Reste une solution moins coûteuse politiquement: celle de la croissance, vantée de longue date par le gouvernement et ces derniers jours par le Rassemblement national. Le déficit d'un pays est exprimé sous forme de pourcentage de son Produit intérieur brut (PIB), plutôt qu'en milliards d'euros. En 2022, il représentait ainsi 4,7% du PIB de la France, soit 124,5 milliards d'euros pour un PIB de 2.639,1 milliards d'euros.

Si le PIB grossit plus vite que le déficit au cours d'une année, ce dernier représente mécaniquement un plus petit pourcentage de la richesse nationale. Depuis la pandémie, le gouvernement a principalement misé sur ce levier pour réduire le déficit, qui avait culminé à 9% du PIB en 2020. Mais là où la croissance était dynamique jusqu'en 2022, elle s'est nettement essoufflée en 2023 (0,9%), alors que les dépenses continuent à progresser et que les recettes fiscales ralentissent.

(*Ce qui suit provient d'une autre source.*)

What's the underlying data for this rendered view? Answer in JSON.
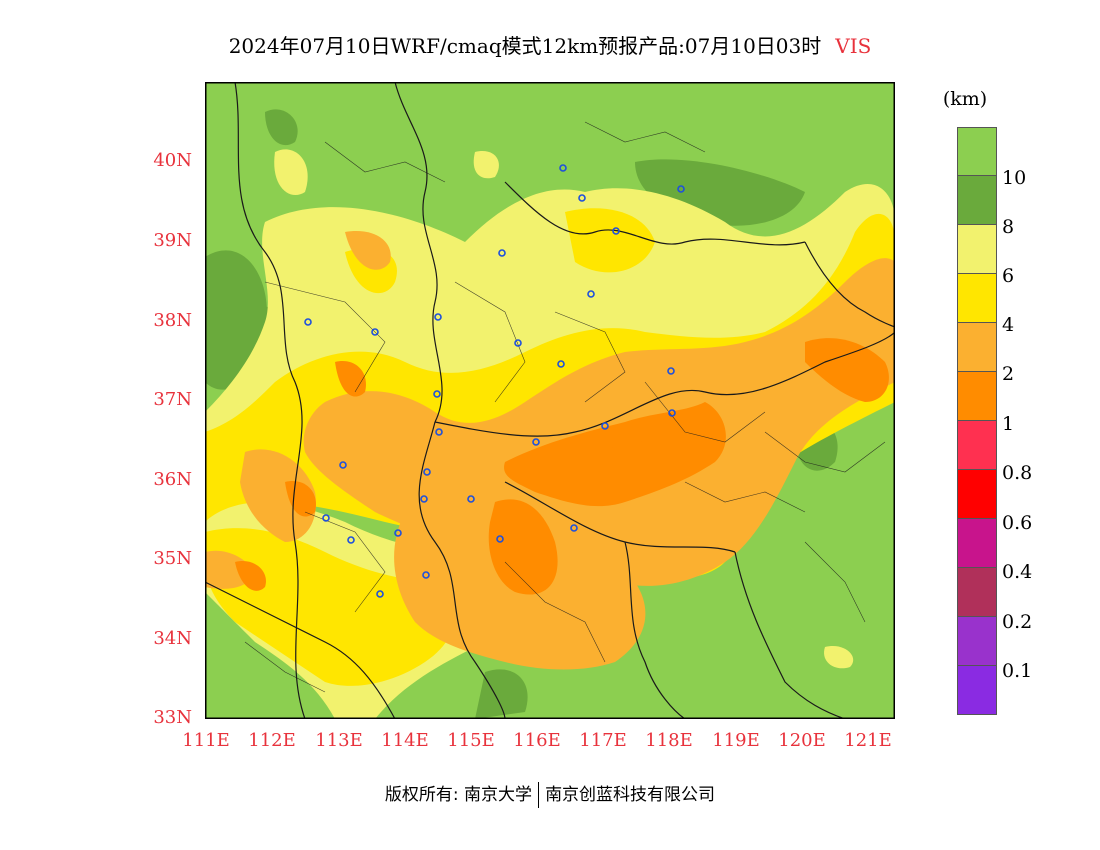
{
  "title": {
    "main": "2024年07月10日WRF/cmaq模式12km预报产品:07月10日03时",
    "variable": "VIS"
  },
  "map": {
    "lat_labels": [
      "40N",
      "39N",
      "38N",
      "37N",
      "36N",
      "35N",
      "34N",
      "33N"
    ],
    "lon_labels": [
      "111E",
      "112E",
      "113E",
      "114E",
      "115E",
      "116E",
      "117E",
      "118E",
      "119E",
      "120E",
      "121E"
    ],
    "station_marker_color": "#1e50dc"
  },
  "legend": {
    "unit": "(km)",
    "levels": [
      {
        "label": "10",
        "color": "#8ccf50"
      },
      {
        "label": "8",
        "color": "#6aaa3c"
      },
      {
        "label": "6",
        "color": "#f2f26e"
      },
      {
        "label": "4",
        "color": "#ffe600"
      },
      {
        "label": "2",
        "color": "#fbb030"
      },
      {
        "label": "1",
        "color": "#ff8c00"
      },
      {
        "label": "0.8",
        "color": "#ff3050"
      },
      {
        "label": "0.6",
        "color": "#ff0000"
      },
      {
        "label": "0.4",
        "color": "#c8148c"
      },
      {
        "label": "0.2",
        "color": "#b0305a"
      },
      {
        "label": "0.1",
        "color": "#9932cc"
      },
      {
        "label": "",
        "color": "#8a2be2"
      }
    ]
  },
  "footer": {
    "copyright": "版权所有: 南京大学",
    "company": "南京创蓝科技有限公司"
  }
}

Pour Charlotte de Montpellier, économiste chez ING, "la croissance du PIB sera faible" aussi en 2024. "Cela implique que le déficit public risque à nouveau de largement dépasser la cible pour 2024 (4,4%, NDLR). En conséquence, la politique budgétaire deviendra probablement plus restrictive au cours des prochains mois, ce qui pèsera sur la reprise économique", anticipe-t-elle.